How Do Tiny Little Bee Brains Do So Much?
Recently, researchers at Queen Mary University of London trained a group of buff-tailed bumblebees (Bombus terrestris) to get little balls into goals — in a soccer-like game — in exchange for sweet treats.
It’s not the first time bees have flexed their mental muscle in the lab. In addition to learning games, bees can also recognize human faces in photographs, count to four, and solve computer science’s famous “traveling salesman” problem.
“All too often, people will assume that because a bee’s brain is little, which it undoubtedly is — it’s no larger than perhaps a pinhead — that it might, therefore, be simple or not complex,” says Lars Chittka, a professor of sensory and behavioral ecology at Queen Mary University of London, and one of the soccer study’s co-authors. (He also co-authored the “traveling salesman” study.)

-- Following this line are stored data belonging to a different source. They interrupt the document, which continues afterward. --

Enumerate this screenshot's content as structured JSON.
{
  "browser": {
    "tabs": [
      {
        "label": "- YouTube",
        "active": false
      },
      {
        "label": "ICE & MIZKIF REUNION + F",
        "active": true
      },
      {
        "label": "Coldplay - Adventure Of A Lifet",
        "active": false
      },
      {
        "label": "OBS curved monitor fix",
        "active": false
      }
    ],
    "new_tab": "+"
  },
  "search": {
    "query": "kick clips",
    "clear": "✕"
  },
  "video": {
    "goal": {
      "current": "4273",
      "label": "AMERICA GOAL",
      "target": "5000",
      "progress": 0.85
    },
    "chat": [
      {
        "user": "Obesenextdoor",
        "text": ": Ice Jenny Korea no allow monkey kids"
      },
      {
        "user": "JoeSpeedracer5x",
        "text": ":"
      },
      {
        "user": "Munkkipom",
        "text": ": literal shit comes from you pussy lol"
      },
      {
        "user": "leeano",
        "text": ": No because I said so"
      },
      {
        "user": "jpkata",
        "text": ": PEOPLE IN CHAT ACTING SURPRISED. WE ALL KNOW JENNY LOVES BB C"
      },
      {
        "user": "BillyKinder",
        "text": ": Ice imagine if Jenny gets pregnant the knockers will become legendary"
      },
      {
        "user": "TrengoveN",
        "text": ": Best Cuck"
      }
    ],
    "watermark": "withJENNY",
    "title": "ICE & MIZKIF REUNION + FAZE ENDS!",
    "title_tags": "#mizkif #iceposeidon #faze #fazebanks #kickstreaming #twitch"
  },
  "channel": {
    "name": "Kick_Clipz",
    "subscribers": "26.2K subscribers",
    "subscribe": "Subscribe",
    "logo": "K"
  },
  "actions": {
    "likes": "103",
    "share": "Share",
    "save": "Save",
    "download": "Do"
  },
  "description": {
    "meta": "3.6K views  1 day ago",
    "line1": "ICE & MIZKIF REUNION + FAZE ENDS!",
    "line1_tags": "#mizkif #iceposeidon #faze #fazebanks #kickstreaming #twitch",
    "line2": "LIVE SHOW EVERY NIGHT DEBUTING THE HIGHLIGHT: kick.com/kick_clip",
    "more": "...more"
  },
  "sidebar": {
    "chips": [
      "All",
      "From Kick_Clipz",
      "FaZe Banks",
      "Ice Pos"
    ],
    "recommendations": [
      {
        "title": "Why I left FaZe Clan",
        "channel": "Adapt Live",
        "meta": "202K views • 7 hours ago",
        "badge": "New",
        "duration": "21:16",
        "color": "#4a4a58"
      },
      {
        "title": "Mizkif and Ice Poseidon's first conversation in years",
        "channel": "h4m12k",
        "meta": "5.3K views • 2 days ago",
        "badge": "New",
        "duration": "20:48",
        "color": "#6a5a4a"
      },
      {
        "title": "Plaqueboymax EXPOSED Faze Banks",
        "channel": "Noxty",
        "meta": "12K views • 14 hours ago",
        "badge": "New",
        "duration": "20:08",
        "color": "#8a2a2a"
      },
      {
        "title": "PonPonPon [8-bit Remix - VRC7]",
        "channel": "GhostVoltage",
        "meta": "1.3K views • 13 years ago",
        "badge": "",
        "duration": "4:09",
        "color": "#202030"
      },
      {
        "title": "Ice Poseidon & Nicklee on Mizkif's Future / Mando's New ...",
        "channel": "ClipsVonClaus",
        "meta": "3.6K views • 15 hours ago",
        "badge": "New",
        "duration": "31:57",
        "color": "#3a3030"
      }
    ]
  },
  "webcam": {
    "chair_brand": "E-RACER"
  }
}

But he explains that while bees pack just a million neurons into their tiny brains, each one may be as complex in structure as a fully grown oak tree. What’s more, bee neurons are extraordinarily networked:
“A single one of these nerve cells might make contact with perhaps 10,000 or 100,000 other cells in that same brain.”
“So, it’s a long way from being a simple brain, but perhaps it’s simpler than obviously a human brain with its 85 billion neurons,” he says. “And so, therefore, we’re hoping that we can use bees as a shortcut to understand integrative brain function and multitasking.”
In the soccer study, researchers trained a group of bees to use balls as tools or tokens to get a sugary reward, Chittka explains. “And the same way that you use perhaps a token to put in a vending machine in order to obtain a sugary sweet bar or something like that, they had to learn to move that ball from a particular destination to a goal.”
Then, a second group of “observer” bees watched the trained bees steer the ball in exchange for a treat and soon learned how to play the game themselves. They even figured out a more efficient way to win, using a technique that wasn’t available to the first group of bees.
For Chittka, the remarkable part about the “soccer bee” experiments isn’t that the bumblebees learned to push past obstacles to get a reward — he says they do that already, in complex flowers like snapdragons.
“But in this case, they really had to have the flexibility to move an object from A to B,” he explains. “What was even more remarkable is the way in which uninformed individuals that had no prior exposure to this task learned it from their sisters.”
To Chittka and his colleagues, that kind of cognitive flexibility could bode well for bees’ ability to adapt their behaviors under ecological pressure. But as bee researchers caution, flexibility and intelligence aren’t precisely the same thing.
“As humans, we tend to think of intelligence in very human terms,” says Felicity Muth, a postdoctoral fellow at the University of Nevada, Reno, whose work also focuses on bumblebees. “But of course, every animal’s cognition is just evolved to deal with the situation that the animal has to deal with. … So, I think what this shows here, is a kind of very specific form of cognition that bees use in their natural environment.”
In fact, bees may not even be the smartest insects in the animal kingdom — just some of the best-studied ones. Muth points out that humans have long had a close relationship with bees, and they also make great lab subjects. “They’re endlessly motivated to partake in experiments, and they have all these interesting cognitive abilities that makes them really rewarding to work with,” she says.
Chittka also says that some species of wasps can recognize others in their colony by their individual facial features. And some solitary wasps keep multiple nests at a time, remembering the locations of all of them. “So, there’s probably plenty of intelligence in other insects that has been poorly explored.”
But for now, there’s a lot more Chittka wants to uncover about the secret smarts of bees. “One of the things that we are extremely curious about … is how can such a little brain juggle so many tasks and learn so many things and store so much information?”
Now, he says, his team is working with skilled technicians to model the bee brain, exploring how bees can get so much done with their minimal circuitry. Depending on what Chittka and other researchers learn, lessons from tiny bee brains could have outsized applications.
“One reason why we study bees — and we actually have quite a bit of funding from an engineering research council at the moment — [is] because of the obvious question of how can you navigate reliably over long distance with essentially zero percent errors, by using such a tiny microcomputer as a bee has?”
“So, I imagine you could steer a jumbo jet from start to finish with a computer as ‘large’ as a bee brain.”